Underground Tank Closure in Place
Underground storage tank closure in place involves more than just filling the underground storage tank (UST) with a solid, inert material. The service cost of a tank closure in place is more than a typical underground tank removal service. To help property owners understand the process of a tank closure in place, the information below details the steps required by most towns in Massachusetts and New Hampshire. Our CommTank team of people also have the expertise and experience to answer your questions about UST closure in place.
- An area permit application must be submitted and approved by the Fire Department to close the underground tank in place.
A tank systems inspector must perform a closure assessment, which includes a visual inspection.
The fire department may require a structural engineer to inspect the site.
A home or commercial tank system must be pumped of fuel and transferred to a truck and fumes inside the tank must be evacuated.
Ground soil areas must be excavated and the tank must be cut open for the crews to climb inside and remove the tank bottom sludge.
If the tank is not easily accessible, then soil borings on two sides of the tank must be taken to ensure the soil surrounding the tank is clean.
One or more soil samples must be collected from under the tank and sent to a lab for analysis. All closure assessment reports and the UST closure notices are created using data from the lab samples.

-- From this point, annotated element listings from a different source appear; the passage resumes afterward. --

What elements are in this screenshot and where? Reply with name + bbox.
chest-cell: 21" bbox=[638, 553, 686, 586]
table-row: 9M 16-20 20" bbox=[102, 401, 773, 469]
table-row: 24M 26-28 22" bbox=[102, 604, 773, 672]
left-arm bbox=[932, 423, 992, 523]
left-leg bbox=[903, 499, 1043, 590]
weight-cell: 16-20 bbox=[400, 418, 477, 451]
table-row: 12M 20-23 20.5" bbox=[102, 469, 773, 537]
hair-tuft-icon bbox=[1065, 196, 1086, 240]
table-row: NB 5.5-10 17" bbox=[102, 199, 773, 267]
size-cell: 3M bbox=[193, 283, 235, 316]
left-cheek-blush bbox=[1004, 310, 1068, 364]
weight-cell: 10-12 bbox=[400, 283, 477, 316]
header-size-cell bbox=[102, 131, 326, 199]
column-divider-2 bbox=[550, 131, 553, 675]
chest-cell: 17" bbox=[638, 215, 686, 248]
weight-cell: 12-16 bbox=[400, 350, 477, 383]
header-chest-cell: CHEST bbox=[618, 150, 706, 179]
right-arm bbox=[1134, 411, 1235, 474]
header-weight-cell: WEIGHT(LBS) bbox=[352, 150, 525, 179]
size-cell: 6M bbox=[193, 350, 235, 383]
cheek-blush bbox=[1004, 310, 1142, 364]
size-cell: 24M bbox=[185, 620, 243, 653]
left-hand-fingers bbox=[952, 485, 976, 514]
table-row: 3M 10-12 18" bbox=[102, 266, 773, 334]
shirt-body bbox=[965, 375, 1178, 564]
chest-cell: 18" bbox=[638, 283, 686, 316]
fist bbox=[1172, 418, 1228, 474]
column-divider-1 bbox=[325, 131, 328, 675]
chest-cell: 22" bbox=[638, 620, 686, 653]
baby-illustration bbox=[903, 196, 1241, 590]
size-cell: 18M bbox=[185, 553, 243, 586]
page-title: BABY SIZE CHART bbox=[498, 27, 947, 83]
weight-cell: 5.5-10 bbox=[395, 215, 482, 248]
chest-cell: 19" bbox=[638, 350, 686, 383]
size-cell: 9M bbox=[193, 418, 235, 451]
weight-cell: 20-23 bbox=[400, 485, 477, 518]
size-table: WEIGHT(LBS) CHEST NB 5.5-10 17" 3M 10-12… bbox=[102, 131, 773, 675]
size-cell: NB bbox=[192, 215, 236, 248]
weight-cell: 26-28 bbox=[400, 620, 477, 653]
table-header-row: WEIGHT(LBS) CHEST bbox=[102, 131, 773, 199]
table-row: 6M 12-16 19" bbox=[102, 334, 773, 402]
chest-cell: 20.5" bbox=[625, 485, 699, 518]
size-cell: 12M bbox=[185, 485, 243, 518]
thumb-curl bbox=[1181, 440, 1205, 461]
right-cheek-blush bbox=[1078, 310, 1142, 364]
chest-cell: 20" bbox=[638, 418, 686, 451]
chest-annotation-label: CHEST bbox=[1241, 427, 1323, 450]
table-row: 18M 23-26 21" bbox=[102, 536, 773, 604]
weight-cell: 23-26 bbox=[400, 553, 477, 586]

Water monitoring wells must be installed when ground water is present, in order to obtain accurate water samples.
Fill the fuel storage container with flowable fill (an economical alternative to sand or gravel which require compacting).
Provide a closure report including field notes, and lab report.

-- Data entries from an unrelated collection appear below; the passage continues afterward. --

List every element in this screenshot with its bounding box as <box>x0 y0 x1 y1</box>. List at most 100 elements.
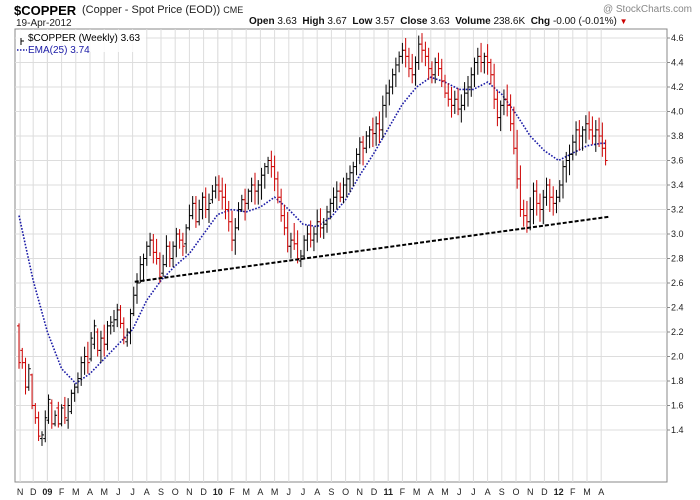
ohlc-bar <box>206 193 211 223</box>
y-axis: 1.4 1.6 1.8 2.0 2.2 2.4 2.6 2.8 3.0 3.2 3.4 3.6 3.8 4… <box>667 33 684 435</box>
ohlc-bar <box>180 232 185 257</box>
ohlc-bar <box>603 139 608 166</box>
x-tick-label: 10 <box>213 487 223 497</box>
grid-lines <box>15 29 667 482</box>
x-tick-label: F <box>59 487 65 497</box>
ohlc-bar <box>62 396 67 424</box>
x-tick-label: 12 <box>554 487 564 497</box>
x-tick-label: J <box>287 487 292 497</box>
high-label: High <box>302 16 325 27</box>
x-tick-label: A <box>257 487 263 497</box>
x-tick-label: S <box>158 487 164 497</box>
close-label: Close <box>400 16 428 27</box>
ohlc-bar <box>92 319 97 350</box>
x-tick-label: F <box>570 487 576 497</box>
volume-value: 238.6K <box>493 16 526 27</box>
y-tick-label: 1.4 <box>671 425 684 435</box>
x-tick-label: M <box>242 487 250 497</box>
low-value: 3.57 <box>375 16 395 27</box>
x-tick-label: 09 <box>42 487 52 497</box>
open-value: 3.63 <box>277 16 297 27</box>
x-tick-label: D <box>200 487 207 497</box>
x-tick-label: F <box>229 487 235 497</box>
y-tick-label: 3.0 <box>671 229 684 239</box>
price-bars <box>17 33 608 446</box>
high-value: 3.67 <box>327 16 347 27</box>
chart-symbol: $COPPER <box>14 3 77 18</box>
trendline-layer <box>134 215 609 283</box>
y-tick-label: 3.2 <box>671 205 684 215</box>
legend: $COPPER (Weekly) 3.63 EMA(25) 3.74 <box>16 30 146 56</box>
y-tick-label: 3.4 <box>671 180 684 190</box>
triangle-down-icon: ▼ <box>619 17 628 26</box>
y-tick-label: 2.8 <box>671 254 684 264</box>
x-tick-label: N <box>186 487 193 497</box>
x-tick-label: J <box>457 487 462 497</box>
x-tick-label: A <box>485 487 491 497</box>
x-tick-label: A <box>314 487 320 497</box>
y-tick-label: 2.4 <box>671 303 684 313</box>
legend-box <box>16 30 146 52</box>
ema-layer <box>18 76 606 385</box>
chg-value: -0.00 (-0.01%) <box>552 16 617 27</box>
volume-label: Volume <box>455 16 491 27</box>
ohlc-bar <box>89 332 94 362</box>
x-tick-label: F <box>400 487 406 497</box>
x-tick-label: J <box>301 487 306 497</box>
chart-description: (Copper - Spot Price (EOD)) CME <box>82 4 243 16</box>
description-text: (Copper - Spot Price (EOD)) <box>82 4 221 16</box>
x-tick-label: O <box>172 487 179 497</box>
ohlc-bar <box>59 404 64 427</box>
ohlc-stats: Open 3.63 High 3.67 Low 3.57 Close 3.63 … <box>249 16 628 27</box>
y-tick-label: 1.8 <box>671 376 684 386</box>
y-tick-label: 3.8 <box>671 131 684 141</box>
ohlc-bar <box>66 398 71 429</box>
open-label: Open <box>249 16 275 27</box>
x-tick-label: A <box>144 487 150 497</box>
x-tick-label: A <box>428 487 434 497</box>
x-tick-label: D <box>541 487 548 497</box>
x-tick-label: N <box>17 487 24 497</box>
low-label: Low <box>352 16 373 27</box>
y-tick-label: 3.6 <box>671 156 684 166</box>
ohlc-bar <box>40 431 45 446</box>
x-tick-label: N <box>527 487 534 497</box>
ema-line <box>18 76 606 385</box>
legend-price-text: $COPPER (Weekly) 3.63 <box>28 33 141 44</box>
y-tick-label: 2.0 <box>671 352 684 362</box>
x-tick-label: J <box>130 487 135 497</box>
ohlc-bar <box>85 341 90 374</box>
chg-label: Chg <box>530 16 551 27</box>
x-tick-label: M <box>271 487 279 497</box>
ohlc-bar <box>121 317 126 345</box>
x-tick-label: A <box>87 487 93 497</box>
x-tick-label: 11 <box>383 487 393 497</box>
ohlc-bar <box>53 410 58 427</box>
credit-text: @ StockCharts.com <box>602 4 692 15</box>
y-tick-label: 1.6 <box>671 401 684 411</box>
ohlc-bar <box>26 363 31 391</box>
support-trendline <box>134 215 609 283</box>
y-tick-label: 2.6 <box>671 278 684 288</box>
x-tick-label: S <box>499 487 505 497</box>
x-tick-label: M <box>100 487 108 497</box>
ohlc-bar <box>36 411 41 442</box>
legend-ema-text: EMA(25) 3.74 <box>28 45 90 56</box>
close-value: 3.63 <box>430 16 450 27</box>
ohlc-bar <box>17 323 21 369</box>
y-tick-label: 4.2 <box>671 82 684 92</box>
x-tick-label: D <box>30 487 37 497</box>
chart-date: 19-Apr-2012 <box>16 18 72 29</box>
exchange-text: CME <box>223 5 244 15</box>
x-tick-label: D <box>371 487 378 497</box>
x-tick-label: M <box>413 487 421 497</box>
x-tick-label: A <box>598 487 604 497</box>
x-tick-label: S <box>328 487 334 497</box>
y-tick-label: 4.6 <box>671 33 684 43</box>
ohlc-bar <box>108 316 113 335</box>
x-tick-label: J <box>471 487 476 497</box>
x-tick-label: M <box>583 487 591 497</box>
y-tick-label: 2.2 <box>671 327 684 337</box>
plot-area <box>14 28 668 483</box>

Cost Comparison of an Underground Tank Closure in Place Versus Tank Removal
The information below is a typical amount of price range for a UST closure in place versus a UST removal for a 1,000-gallon underground fuel storage tank.
- Cost range of a UST Closure in Place: $4,000 - $5,000
- Cost range of a UST Removal: $2,500 - $3,500
A cost range is provided instead of a fixed price due to the variables involved with both project types. Property areas such as home foundations, porches, decks, and patios often require support or restoration when servicing a buried fuel storage container. Area utilities such as gas, electric, or sewer piping may require hand digging or temporary disconnection. Use of a saw may be necessary to cut concrete or asphalt and remove it when the tank is buried under the foundation and driveway. The tank contractor’s approach to preserving or replacing trees, shrubs, and grass and how experienced they are at protecting these landscapes can separate a professional contractor from a low-cost service provider.

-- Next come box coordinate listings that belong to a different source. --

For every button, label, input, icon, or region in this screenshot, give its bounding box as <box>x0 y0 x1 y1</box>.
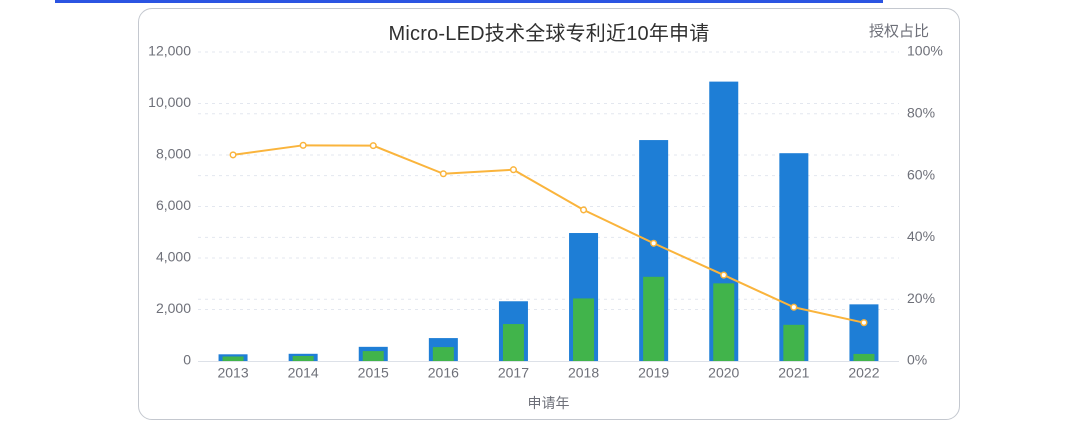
left-axis-tick-label: 12,000 <box>148 43 191 59</box>
x-axis-tick-label: 2015 <box>358 365 389 381</box>
x-axis-tick-label: 2022 <box>848 365 879 381</box>
left-axis-tick-label: 10,000 <box>148 94 191 110</box>
right-axis-tick-label: 40% <box>907 228 935 244</box>
grant-ratio-line-marker-2021[interactable] <box>790 303 798 311</box>
plot-area: 0 2,000 4,000 6,000 8,000 10,000 12,000 0% 20% 40… <box>148 43 943 381</box>
grant-ratio-line-marker-2014[interactable] <box>299 141 307 149</box>
grant-ratio-line[interactable] <box>232 144 865 324</box>
left-axis-tick-label: 8,000 <box>156 146 191 162</box>
grant-ratio-line-marker-2015[interactable] <box>369 142 377 150</box>
grants-bar-2022[interactable] <box>853 353 875 361</box>
right-axis-tick-label: 0% <box>907 352 927 368</box>
grants-bar-2015[interactable] <box>362 351 384 361</box>
x-axis-tick-label: 2017 <box>498 365 529 381</box>
x-axis-tick-label: 2016 <box>428 365 459 381</box>
x-axis-tick-label: 2018 <box>568 365 599 381</box>
grants-bar-2019[interactable] <box>643 276 665 361</box>
grants-bar-2013[interactable] <box>222 356 244 361</box>
chart-title: Micro-LED技术全球专利近10年申请 <box>388 23 710 45</box>
x-axis-tick-label: 2019 <box>638 365 669 381</box>
grants-bar-2014[interactable] <box>292 355 314 361</box>
x-axis-tick-label: 2013 <box>217 365 248 381</box>
grant-ratio-line-marker-2013[interactable] <box>229 151 237 159</box>
grants-bar-2020[interactable] <box>713 283 735 361</box>
right-axis-tick-label: 80% <box>907 105 935 121</box>
grant-ratio-line-marker-2019[interactable] <box>650 239 658 247</box>
top-blue-divider <box>55 0 883 3</box>
chart-card: Micro-LED技术全球专利近10年申请 授权占比 0 2,000 4,000 6,… <box>138 8 960 420</box>
left-axis-tick-label: 6,000 <box>156 197 191 213</box>
grant-ratio-line-marker-2016[interactable] <box>439 170 447 178</box>
grants-bar-2018[interactable] <box>573 298 595 361</box>
left-axis-tick-label: 2,000 <box>156 300 191 316</box>
x-axis-tick-label: 2020 <box>708 365 739 381</box>
left-axis-tick-label: 4,000 <box>156 249 191 265</box>
grants-bar-2016[interactable] <box>432 347 454 361</box>
grants-bar-2021[interactable] <box>783 324 805 361</box>
applications-bar-2022[interactable] <box>849 304 879 361</box>
right-axis-title: 授权占比 <box>868 23 929 40</box>
grants-bar-2017[interactable] <box>502 324 524 361</box>
x-axis-tick-label: 2021 <box>778 365 809 381</box>
right-axis-tick-label: 20% <box>907 290 935 306</box>
x-axis-tick-label: 2014 <box>288 365 319 381</box>
x-axis-title: 申请年 <box>527 395 570 411</box>
left-axis-tick-label: 0 <box>183 352 191 368</box>
grant-ratio-line-marker-2018[interactable] <box>580 206 588 214</box>
right-axis-tick-label: 100% <box>907 43 943 59</box>
grant-ratio-line-marker-2022[interactable] <box>860 319 868 327</box>
grant-ratio-line-marker-2017[interactable] <box>509 166 518 174</box>
grant-ratio-line-marker-2020[interactable] <box>720 271 728 279</box>
right-axis-tick-label: 60% <box>907 166 935 182</box>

Our team recommends removing an underground fuel storage container. When structural issues are a concern, the building or wall can be supported during the removal process. Large tanks can be cut into smaller sections while the surrounding soil is supported and removed a section at a time. UST removal is generally recommended whenever possible to avoid future problems or questions concerning the fuel storage container.
Sometimes a structural engineer will recommend closing a UST in place if removal would cause foundation damage. This is a service that CommTank can provide. The regulations for taking a buried fuel storage container out of service in Massachusetts and New Hampshire are listed below.
In-place Closure of Tanks in Massachusetts
Massachusetts regulations allow the local fire department to determine if an underground tank used for fuel storage can be closed in place. If use was for water storage and the removal will jeopardize a building or another UST in use, then it may be closed in place if approved by the fire department. (Board of Fire Regulations 527 CMR 9.07(J))
Tank Closures in Place for New Hampshire
The State does not regulate home use (residential) underground tanks, but the New Hampshire Department of Environmental Services (DES) asks that the owner/consultant/contractor contact DES to get approval for closure in place. Upon request, they will review their records and determine whether a closure in place is possible.
For regulated underground tanks (tanks deemed not for consumptive use), New Hampshire regulations require notification of the DES at least 30 days prior to any scheduled UST system permanent closure. If removal of UST systems would serve to undermine the integrity of an overlying structure(s), or compromise the structural integrity of an adjacent underground storage tank system, then the underground storage tank system may be permanently closed in place. Please keep in mind that all other requirements for closure in Env-Or 408.05 through 408.10 shall be complied with, including, but not limited to: notification prior to closure, ICC-U2 licensed supervision during all closure activity and submittal of closure report.